Its been called Africa’s Cote D’ Azur with its endless white sandy beaches and luxurious offerings but unlike its European counterpart, this city is considered to be affordable for visitors.

Tourism seems to be booming and the weak currency is playing some part in presenting the city as an attractive destination.

Chris Godiner, Alternate Chair of Fedhasa Cape, says: “I think there’s definitely movement in favorably towards foreign visitors coming to South Africa purely because they getting much better value for their money than they were getting previously, from a point of inbound visitors coming in the money goes further the cost of prices in the hotel and the restaurants out in the shops seems much more affordable.”

Figures released last year by the South African government estimate around 9 million international visitors make their way to South Africa, spending over $7 billion while they are here, many of them will also make their way down to the sunny shores of Cape Town.

The 12 Apostles Hotel is one of the Cape’s most exclusive establishments, rooms are priced around $200 to $4000 per night, too much for most locals but that hasn’t stopped international visitors from sending occupancies levels in an upward trajectory

Michael Nel, Manager of 12 Apostles Hotel & Spa, says: “I think everybody has benefitted from the currency.
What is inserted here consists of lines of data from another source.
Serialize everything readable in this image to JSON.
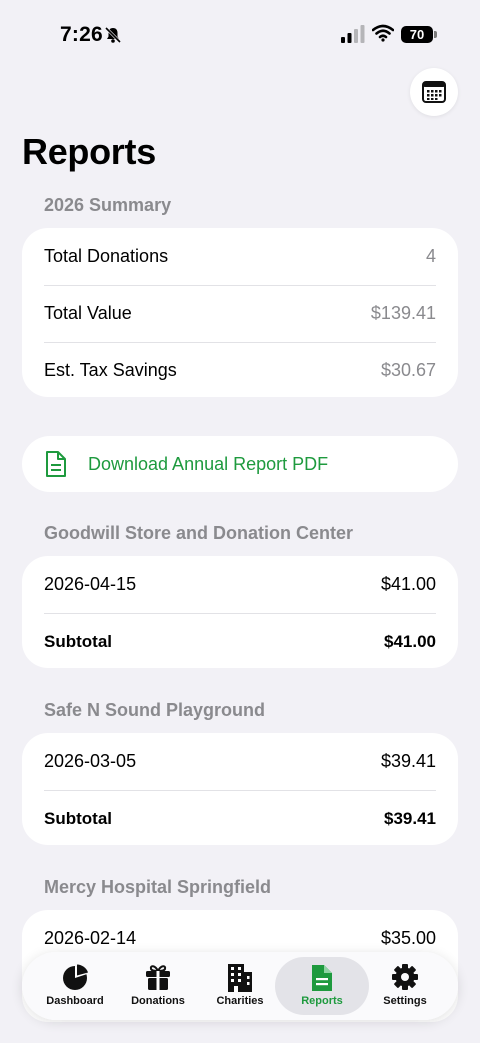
{
  "status": {
    "time": "7:26",
    "battery": "70"
  },
  "header": {
    "title": "Reports"
  },
  "summary": {
    "header": "2026 Summary",
    "rows": [
      {
        "label": "Total Donations",
        "value": "4"
      },
      {
        "label": "Total Value",
        "value": "$139.41"
      },
      {
        "label": "Est. Tax Savings",
        "value": "$30.67"
      }
    ]
  },
  "download": {
    "label": "Download Annual Report PDF"
  },
  "groups": [
    {
      "name": "Goodwill Store and Donation Center",
      "date": "2026-04-15",
      "amount": "$41.00",
      "subtotal_label": "Subtotal",
      "subtotal": "$41.00"
    },
    {
      "name": "Safe N Sound Playground",
      "date": "2026-03-05",
      "amount": "$39.41",
      "subtotal_label": "Subtotal",
      "subtotal": "$39.41"
    },
    {
      "name": "Mercy Hospital Springfield",
      "date": "2026-02-14",
      "amount": "$35.00"
    }
  ],
  "tabs": [
    {
      "label": "Dashboard",
      "icon": "pie-chart-icon"
    },
    {
      "label": "Donations",
      "icon": "gift-icon"
    },
    {
      "label": "Charities",
      "icon": "building-icon"
    },
    {
      "label": "Reports",
      "icon": "document-icon",
      "active": true
    },
    {
      "label": "Settings",
      "icon": "gear-icon"
    }
  ],
  "colors": {
    "accent": "#1e9a3e",
    "background": "#f2f1f6",
    "secondary_text": "#8a8a8e"
  }
}
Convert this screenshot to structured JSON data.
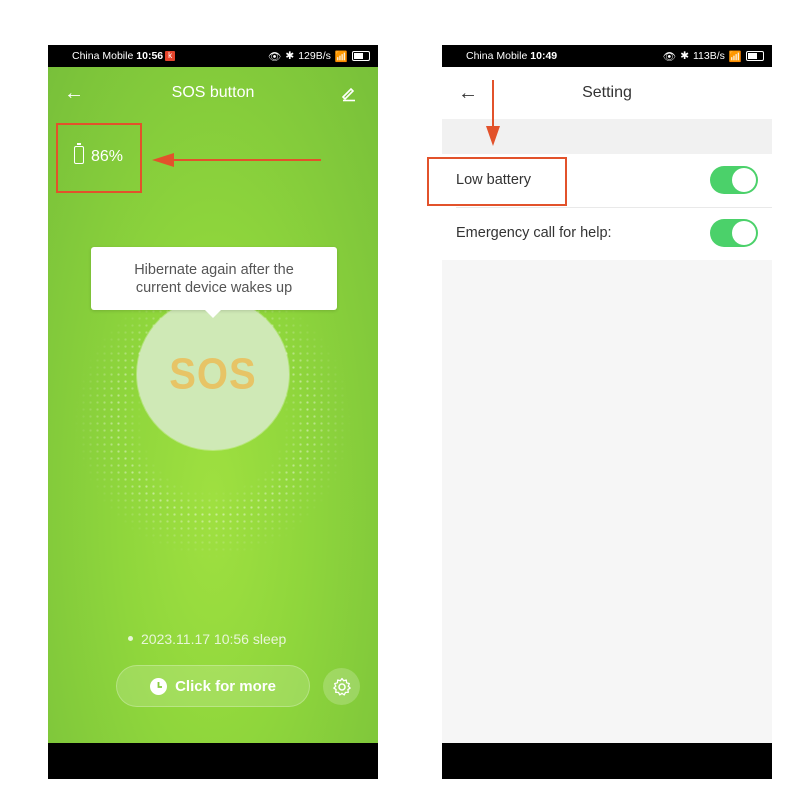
{
  "left_screen": {
    "status_bar": {
      "carrier": "China Mobile",
      "time": "10:56",
      "net_speed": "129B/s"
    },
    "header": {
      "title": "SOS button",
      "back_icon": "back-arrow-icon",
      "edit_icon": "edit-pencil-icon"
    },
    "battery": {
      "percent": "86%",
      "level": 0.86
    },
    "tooltip": {
      "line1": "Hibernate again after the",
      "line2": "current device wakes up"
    },
    "sos_label": "SOS",
    "status_line": "2023.11.17 10:56 sleep",
    "more_button": {
      "label": "Click for more",
      "icon": "clock-icon"
    },
    "settings_icon": "gear-icon"
  },
  "right_screen": {
    "status_bar": {
      "carrier": "China Mobile",
      "time": "10:49",
      "net_speed": "113B/s"
    },
    "header": {
      "title": "Setting",
      "back_icon": "back-arrow-icon"
    },
    "settings": [
      {
        "label": "Low battery",
        "enabled": true
      },
      {
        "label": "Emergency call for help:",
        "enabled": true
      }
    ]
  },
  "colors": {
    "accent_green": "#87cc3c",
    "toggle_on": "#4bd16a",
    "annotation_red": "#e2522b",
    "sos_text": "#e7c466"
  }
}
Our competitors, we have an understanding of what the others are doing and their occupancies and their rates and from that that we’ve seen, we can see everybody has been really busy, you know 90% up in occupancies.”

The tourism sector is the lifeblood of the Western Cape’s economy and attracting overseas visitors also plays an important role in job creation.

While the economy might be reeling under the weak currency levels- it is a different story in the tourism sector because visitors who have come here are spending more money and that inevitably benefits those who make a living in the industry.

Mervin Holden, a tourist visiting Cape Town, says: “As a tourist coming to Cape Town it is very cheap and we are very pleased about that certainly coming from England and Cape Town is a beautiful city.”

Mavis Buys, Owner of Africa curio shop, tells the reporter: “The exchange rate is so good on their side that our prices in South Africa is quite reasonable for them and they get more out of buying in South Africa than anywhere else now because again the exchange rate is good.”

For now, the amount of international visitors continues to increase and many will spend money at the city’s numerous hotels, restaurants and tourism hotspots, for some, their indulgence will come at just a fraction of the price, of any other destination.